= Rancho Pleyto =

Mexican land grant in California

Rancho Pleyto (also called Pleito) was a 13299 acre Mexican land grant in the Santa Lucia Range, in present-day southern Monterey County, California.

It was granted in 1845 by Governor Pío Pico to Antonio Chaves (Chávez). The grant extended along the San Antonio River southeast of present-day Jolon. Much of the grant is under water, inundated by the creation of the San Antonio Reservoir.

==History==
José Antonio Chávez, came to California in 1833 with Governor José Figueroa. He was tax collector at Monterey in 1843, and one of the prime movers in the movement against Manuel Micheltorena 1844. Chaves was the grantee of the eleven square league Rancho Cienega del Gabilan in 1843, and the three square league Rancho Pleyto in 1845. He took part as Lieutenant in various military operations in the Mexican–American War of 1846. He was sent by José Castro to John C. Frémont's camp at Gavilan Peak. Later he kidnapped Thomas O. Larkin and was second in command at the Battle of Natividad, where he was wounded. He returned to Mexico in 1848.

Thomas O. Larkin (1802-1858) bought Rancho Pleyto from Chaves. Larkin also bought Rancho Cienega del Gabilan from Chaves.

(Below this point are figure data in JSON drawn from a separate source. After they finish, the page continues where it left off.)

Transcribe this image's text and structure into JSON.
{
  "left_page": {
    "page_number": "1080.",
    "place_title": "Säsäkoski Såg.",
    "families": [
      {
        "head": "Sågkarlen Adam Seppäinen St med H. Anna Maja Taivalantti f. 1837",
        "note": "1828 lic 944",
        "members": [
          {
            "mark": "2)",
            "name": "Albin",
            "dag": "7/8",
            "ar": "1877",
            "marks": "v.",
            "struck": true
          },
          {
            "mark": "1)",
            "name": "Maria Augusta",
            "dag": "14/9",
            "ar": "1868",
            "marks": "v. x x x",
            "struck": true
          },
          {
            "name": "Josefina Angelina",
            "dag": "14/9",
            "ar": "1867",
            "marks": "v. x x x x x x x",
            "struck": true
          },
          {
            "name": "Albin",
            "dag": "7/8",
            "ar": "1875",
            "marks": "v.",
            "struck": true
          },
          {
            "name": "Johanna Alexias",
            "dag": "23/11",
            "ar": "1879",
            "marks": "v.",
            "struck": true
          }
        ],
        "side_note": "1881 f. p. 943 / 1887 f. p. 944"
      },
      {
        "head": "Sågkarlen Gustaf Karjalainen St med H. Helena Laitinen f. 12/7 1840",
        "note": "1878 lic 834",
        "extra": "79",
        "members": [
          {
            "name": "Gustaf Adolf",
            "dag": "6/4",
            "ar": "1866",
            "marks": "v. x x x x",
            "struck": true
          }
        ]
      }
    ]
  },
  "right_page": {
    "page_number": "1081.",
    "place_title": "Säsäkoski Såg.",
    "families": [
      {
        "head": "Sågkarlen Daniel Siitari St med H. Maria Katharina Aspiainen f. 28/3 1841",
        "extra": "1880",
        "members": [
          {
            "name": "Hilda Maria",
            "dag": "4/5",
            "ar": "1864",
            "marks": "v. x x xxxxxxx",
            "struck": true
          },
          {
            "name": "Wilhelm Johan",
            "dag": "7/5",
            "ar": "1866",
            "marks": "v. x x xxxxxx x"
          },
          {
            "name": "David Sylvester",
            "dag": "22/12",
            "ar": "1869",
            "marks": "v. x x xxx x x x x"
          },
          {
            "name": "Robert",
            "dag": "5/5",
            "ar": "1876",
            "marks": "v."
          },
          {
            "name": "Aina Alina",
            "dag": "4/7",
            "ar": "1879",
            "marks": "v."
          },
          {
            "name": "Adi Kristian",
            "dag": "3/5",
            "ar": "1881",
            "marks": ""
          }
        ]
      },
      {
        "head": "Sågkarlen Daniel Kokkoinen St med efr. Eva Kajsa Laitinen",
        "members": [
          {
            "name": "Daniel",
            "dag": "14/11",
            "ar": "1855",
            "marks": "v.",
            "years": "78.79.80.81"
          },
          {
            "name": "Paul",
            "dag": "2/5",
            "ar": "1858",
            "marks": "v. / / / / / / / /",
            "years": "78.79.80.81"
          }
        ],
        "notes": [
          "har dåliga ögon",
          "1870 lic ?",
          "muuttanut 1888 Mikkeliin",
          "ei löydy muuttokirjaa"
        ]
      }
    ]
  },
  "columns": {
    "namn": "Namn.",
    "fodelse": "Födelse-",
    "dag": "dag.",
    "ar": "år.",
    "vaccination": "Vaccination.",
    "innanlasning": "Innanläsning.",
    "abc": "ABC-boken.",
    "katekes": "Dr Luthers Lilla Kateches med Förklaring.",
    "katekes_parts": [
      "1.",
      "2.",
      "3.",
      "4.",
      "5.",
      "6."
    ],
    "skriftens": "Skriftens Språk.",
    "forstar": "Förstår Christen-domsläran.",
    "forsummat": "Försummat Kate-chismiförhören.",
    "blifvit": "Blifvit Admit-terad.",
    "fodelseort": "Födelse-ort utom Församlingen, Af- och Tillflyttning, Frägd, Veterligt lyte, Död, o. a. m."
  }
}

William S. Johnson and Preston K. Woodside came to California with Jonathan D. Stevenson's 1st Regiment of New York Volunteers, part of the American occupation army force that landed in California in 1847.

With the cession of California to the United States following the Mexican-American War, the 1848 Treaty of Guadalupe Hidalgo provided that the land grants would be honored. As required by the Land Act of 1851, a claim for Rancho Pleyto was filed with the Public Land Commission in 1852, and the grant was patented to William S. Johnson and Preston K. Woodside in 1872.

William Pinkerton (1843–1918) bought a large portion of Rancho Pleyto in 1868, and founded the town of Pleyto, which is now completely under water, inundated by the creation of Lake San Antonio.